- Interactive map of Okayti Tea Estate
- Coordinates: 26°54′09″N 88°09′38″E﻿ / ﻿26.902444°N 88.160611°E
- Area: 1,600 acres (650 ha)
- Elevation: 4,000 to 6,200 feet (1,200 to 1,900 m)
- Owner: Mr. Rajeev Baid
- Open: 1870s
- Website: www.okaytitea.com

= Okayti Tea Estate =

Tea garden in West Bengal, India

Okayti Tea Estate is a tea garden in the Mirik CD block in the Mirik subdivision of the Darjeeling district in the Indian state of West Bengal.

==History==
Rangdoo was the original name of this tea estate. It was planted by the British planters in the 1870s. The tea produced at Rangdoo had a distinctive taste because of the soil and agro-climatic conditions. It soon earned the reputation of being the only ‘’Okay tea’’. So powerful was the impact of the market feed-back that the tea garden was renamed Okayti Tea Estate. The tea factory was built in 1888.

The Kumbhat family has been nurturing the estate for over two decades.

Recently Mr. Rajeev Baid, Founder of Evergreen Group acquired Okayti Tea Estate.

==Geography==

Okayti Tea Estate is in the Mirik Valley about 45 km from Darjeeling. It has Gopaldhara Tea Estate on the north-east and Thurbo Tea Estate on the east. Tea bushes are planted in an area covering 208.82 ha out of the total area of 647.49 ha. The balance area includes forest covering. Tea is grown at a height of 4000 to 6200 ft.

The Mechi, forming the boundary between India and Nepal, flows along the boundaries of the tea garden.
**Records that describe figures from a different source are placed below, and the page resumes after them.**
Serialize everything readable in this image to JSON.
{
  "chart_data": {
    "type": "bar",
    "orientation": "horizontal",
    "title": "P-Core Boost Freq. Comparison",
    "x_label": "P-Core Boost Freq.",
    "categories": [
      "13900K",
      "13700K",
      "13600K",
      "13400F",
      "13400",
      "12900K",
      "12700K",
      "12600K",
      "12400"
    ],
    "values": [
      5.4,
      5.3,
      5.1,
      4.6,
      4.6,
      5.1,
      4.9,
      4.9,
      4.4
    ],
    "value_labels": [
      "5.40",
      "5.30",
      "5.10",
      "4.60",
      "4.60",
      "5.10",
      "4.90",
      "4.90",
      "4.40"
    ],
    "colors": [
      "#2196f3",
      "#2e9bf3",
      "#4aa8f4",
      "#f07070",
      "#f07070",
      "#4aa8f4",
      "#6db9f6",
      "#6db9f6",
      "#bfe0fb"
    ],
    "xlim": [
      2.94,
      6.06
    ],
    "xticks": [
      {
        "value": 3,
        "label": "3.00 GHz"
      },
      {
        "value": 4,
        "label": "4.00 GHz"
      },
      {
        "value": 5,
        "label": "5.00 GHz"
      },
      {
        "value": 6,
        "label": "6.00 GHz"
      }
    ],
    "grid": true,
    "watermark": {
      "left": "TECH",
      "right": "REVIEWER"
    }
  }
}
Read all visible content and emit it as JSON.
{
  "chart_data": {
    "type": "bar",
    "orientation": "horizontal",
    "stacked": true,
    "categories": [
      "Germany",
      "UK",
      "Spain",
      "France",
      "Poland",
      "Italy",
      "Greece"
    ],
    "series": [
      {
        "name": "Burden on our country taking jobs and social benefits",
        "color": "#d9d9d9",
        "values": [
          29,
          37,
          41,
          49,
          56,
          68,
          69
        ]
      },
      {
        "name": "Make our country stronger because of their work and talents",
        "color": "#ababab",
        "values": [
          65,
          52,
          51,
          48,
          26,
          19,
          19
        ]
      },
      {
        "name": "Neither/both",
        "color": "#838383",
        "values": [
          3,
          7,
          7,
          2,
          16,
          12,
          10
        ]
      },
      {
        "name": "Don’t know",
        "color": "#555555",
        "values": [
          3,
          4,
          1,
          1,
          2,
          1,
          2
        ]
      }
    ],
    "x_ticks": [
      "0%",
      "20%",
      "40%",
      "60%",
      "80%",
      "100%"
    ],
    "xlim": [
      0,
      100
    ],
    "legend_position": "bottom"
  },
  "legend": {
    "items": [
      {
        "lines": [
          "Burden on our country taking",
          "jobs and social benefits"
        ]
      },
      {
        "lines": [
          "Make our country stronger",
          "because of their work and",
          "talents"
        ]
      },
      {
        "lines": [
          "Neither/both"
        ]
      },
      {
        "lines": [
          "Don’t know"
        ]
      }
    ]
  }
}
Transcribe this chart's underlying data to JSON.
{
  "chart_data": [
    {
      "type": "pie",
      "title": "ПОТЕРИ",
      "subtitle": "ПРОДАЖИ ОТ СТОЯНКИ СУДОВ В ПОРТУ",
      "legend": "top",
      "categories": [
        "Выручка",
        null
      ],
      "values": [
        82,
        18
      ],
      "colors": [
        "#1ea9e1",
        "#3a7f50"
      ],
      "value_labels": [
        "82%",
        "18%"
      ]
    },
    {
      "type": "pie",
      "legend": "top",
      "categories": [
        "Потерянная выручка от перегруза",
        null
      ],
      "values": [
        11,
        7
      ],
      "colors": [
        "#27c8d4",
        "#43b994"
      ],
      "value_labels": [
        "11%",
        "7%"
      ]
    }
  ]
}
Note: The map alongside presents some of the notable locations in the subdivision. All places marked in the map are linked in the larger full screen map.

==Economy==
Okayti produces round 140,000 kg of tea annually, most of which is exported to the US, Europe and Japan.

==Achievements==
Darjeeling tea produced by Okayti is certified to be 100% bio-organic. Among those who have patronised Okayti are Queen Elizabeth, Nikita Khrushchev and Jawaharlal Nehru.